Peygamberin ne yakın arkadaşlarından Eyüp el Ensari haz. Yanı başında yapılan mükemmel bi camii Her Pazar sabah namazına giderdik bir zamanlar. Çok manevi bi ortam olurdu. Şimdilerde biraz daha şova dönüşmüş durumda maalesef. Ama yine de gitmek lazım. Böyle camilerin kıymetini bilmek lazım.

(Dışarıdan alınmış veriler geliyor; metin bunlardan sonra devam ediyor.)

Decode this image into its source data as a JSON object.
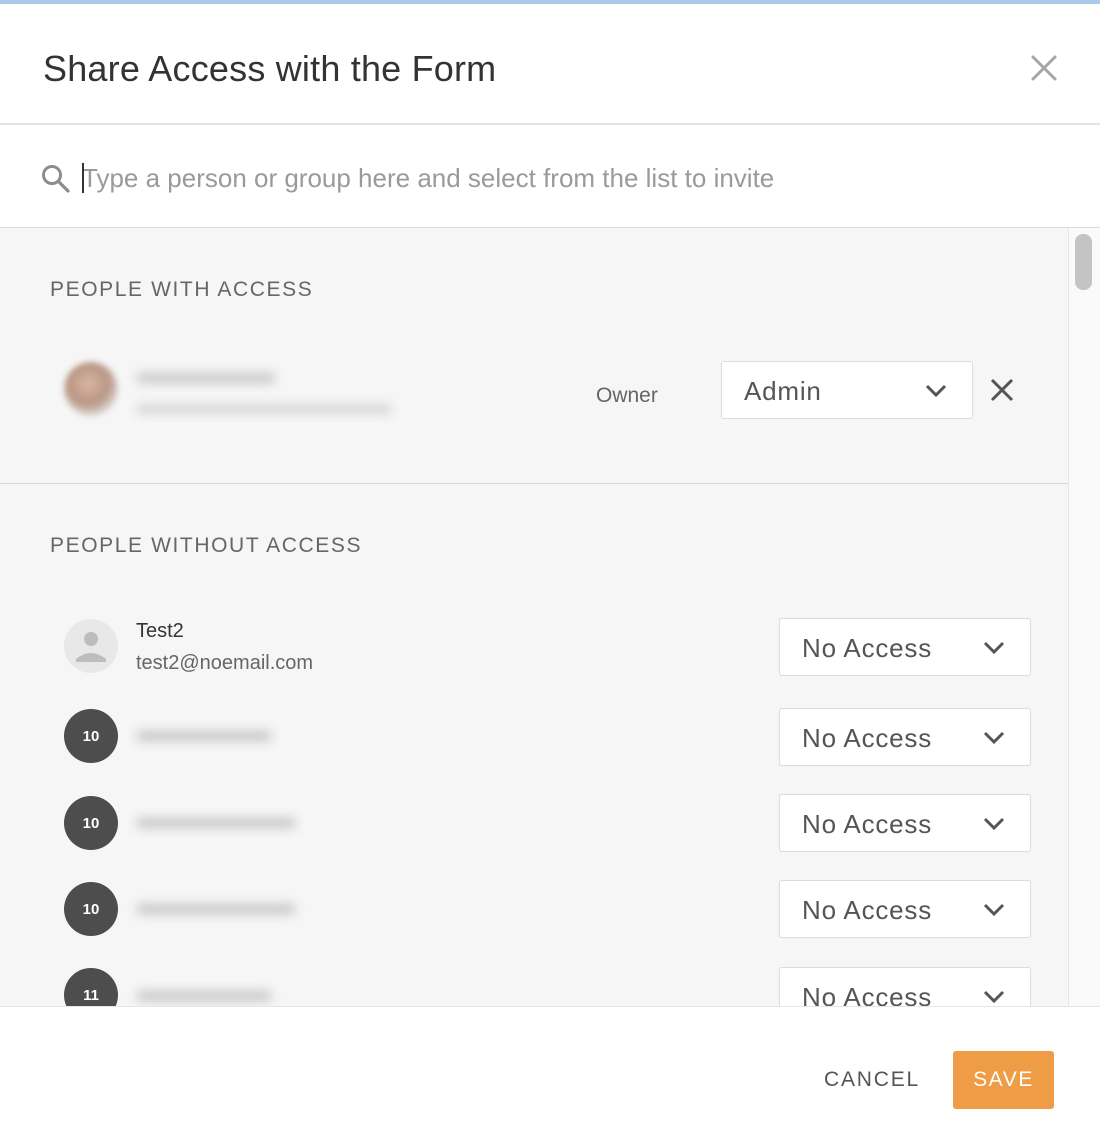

Halid bin Zeyd Ebu Eyyub el ensari ra. Hz. İstanbul'u fethetmeye geldiğinde 80 küsür yaşındaydı. Onun isteği hz. Muhammed Mustafa s.a.v. iltifatina mazhar olmaktı. İstanbul'u feth eden komutan ne güzel ve ne güzel ordudur diye buyurdu habiballah. Eyup sultan at üstünde gelirken hastalandi ve şehid oldu. Gizli bir defin yapıldı çünkü bizanslilar mezara zarar verebilirlerdi. Söylenir ki ilk gece bir nur yükseldi kabrinden ve bunu gören bizanslilar gelip dua ettiler. İşte böyle büyük bir manevi sultan Hz. Resulallah onun evinde misafir kaldılar 9 ay boyunca. İstanbul'un kalbi. Sultanlar burada kılıç kuşandilar, sultan oldular manevi sultanın huzurunda.